= Westthorn United L.F.C. =

Westthorn United Ladies Football Club was an early women's football team in Scotland.

The team was founded in 1967 by women working at Gay's biscuit factory in Glasgow. It was initially known as the Glasgow Gay Ladies, or Glasgow Gay Eleven. It soon moved training to Cambuslang, where it trained on the pitch at the Hoover factory, alongside the Cambuslang Hooverettes. The team's next move was to the Westthorn Recreation Ground in the East End of Glasgow, and this led it to adopt the "Westthorn United" name.

In 1968, the team were founder members of the first women's league in Glasgow. The following year, it entered the Butlin's Cup, beating Stewarton Thistle to win the Scottish side of the tournament. As a result, it played Fodens Ladies F.C., the English winners, in the first match for many years between women's teams from the two nations.
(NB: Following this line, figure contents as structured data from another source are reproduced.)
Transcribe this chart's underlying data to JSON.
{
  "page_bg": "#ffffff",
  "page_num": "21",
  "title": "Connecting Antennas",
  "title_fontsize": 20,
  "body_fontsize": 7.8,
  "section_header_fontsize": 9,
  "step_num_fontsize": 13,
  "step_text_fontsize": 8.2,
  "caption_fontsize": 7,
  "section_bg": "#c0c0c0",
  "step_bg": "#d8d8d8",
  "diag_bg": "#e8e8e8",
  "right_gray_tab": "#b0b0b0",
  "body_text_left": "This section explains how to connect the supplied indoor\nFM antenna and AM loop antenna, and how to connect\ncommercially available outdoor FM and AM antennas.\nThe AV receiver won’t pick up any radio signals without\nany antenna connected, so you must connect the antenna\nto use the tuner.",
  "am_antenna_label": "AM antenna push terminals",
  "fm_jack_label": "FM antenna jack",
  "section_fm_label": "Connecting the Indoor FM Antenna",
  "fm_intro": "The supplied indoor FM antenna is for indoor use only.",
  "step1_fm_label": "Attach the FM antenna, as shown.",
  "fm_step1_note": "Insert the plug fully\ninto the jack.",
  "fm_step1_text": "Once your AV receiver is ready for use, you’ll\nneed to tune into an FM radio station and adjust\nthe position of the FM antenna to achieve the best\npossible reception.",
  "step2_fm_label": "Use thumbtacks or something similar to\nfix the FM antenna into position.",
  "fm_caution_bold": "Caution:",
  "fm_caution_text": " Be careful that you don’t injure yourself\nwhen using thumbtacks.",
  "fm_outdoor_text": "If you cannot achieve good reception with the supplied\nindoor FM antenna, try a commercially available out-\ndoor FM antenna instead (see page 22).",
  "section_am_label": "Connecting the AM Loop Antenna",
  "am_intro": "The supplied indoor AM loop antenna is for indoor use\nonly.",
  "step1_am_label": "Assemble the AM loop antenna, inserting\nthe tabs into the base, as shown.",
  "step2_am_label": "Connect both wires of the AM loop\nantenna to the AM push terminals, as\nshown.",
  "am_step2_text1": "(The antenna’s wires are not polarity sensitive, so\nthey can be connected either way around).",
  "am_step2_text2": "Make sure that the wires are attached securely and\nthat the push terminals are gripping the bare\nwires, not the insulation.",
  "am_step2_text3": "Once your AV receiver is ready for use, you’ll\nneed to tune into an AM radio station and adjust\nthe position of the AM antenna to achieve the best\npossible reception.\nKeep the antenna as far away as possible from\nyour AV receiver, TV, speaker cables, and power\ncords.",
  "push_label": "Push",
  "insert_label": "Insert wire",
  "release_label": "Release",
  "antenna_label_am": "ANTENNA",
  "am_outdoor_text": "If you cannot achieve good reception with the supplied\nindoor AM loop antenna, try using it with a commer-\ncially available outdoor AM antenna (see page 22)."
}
In 1970, the team was one of six founder members of the Scottish Women's Football Association, and it competed in the Scottish Women's Football League from its first season. 1972/73 proved its most successful season, as it won the league, the Scottish Women's Cup and the first Scottish Women's Football League Cup. It also reached the final of the Women's FA Cup, losing 2–0 to Southampton Women's F.C. 1973/74 was less successful, with the team reaching the final of the Scottish Women's Cup, but losing to Motherwell AEI.

At the end of the 1973/74 season, the team's two top players, Edna Neillis and Rose Reilly, both moved overseas to turn professional. The team continued playing in the top division until at least 1976/77, but dissolved before the end of the decade.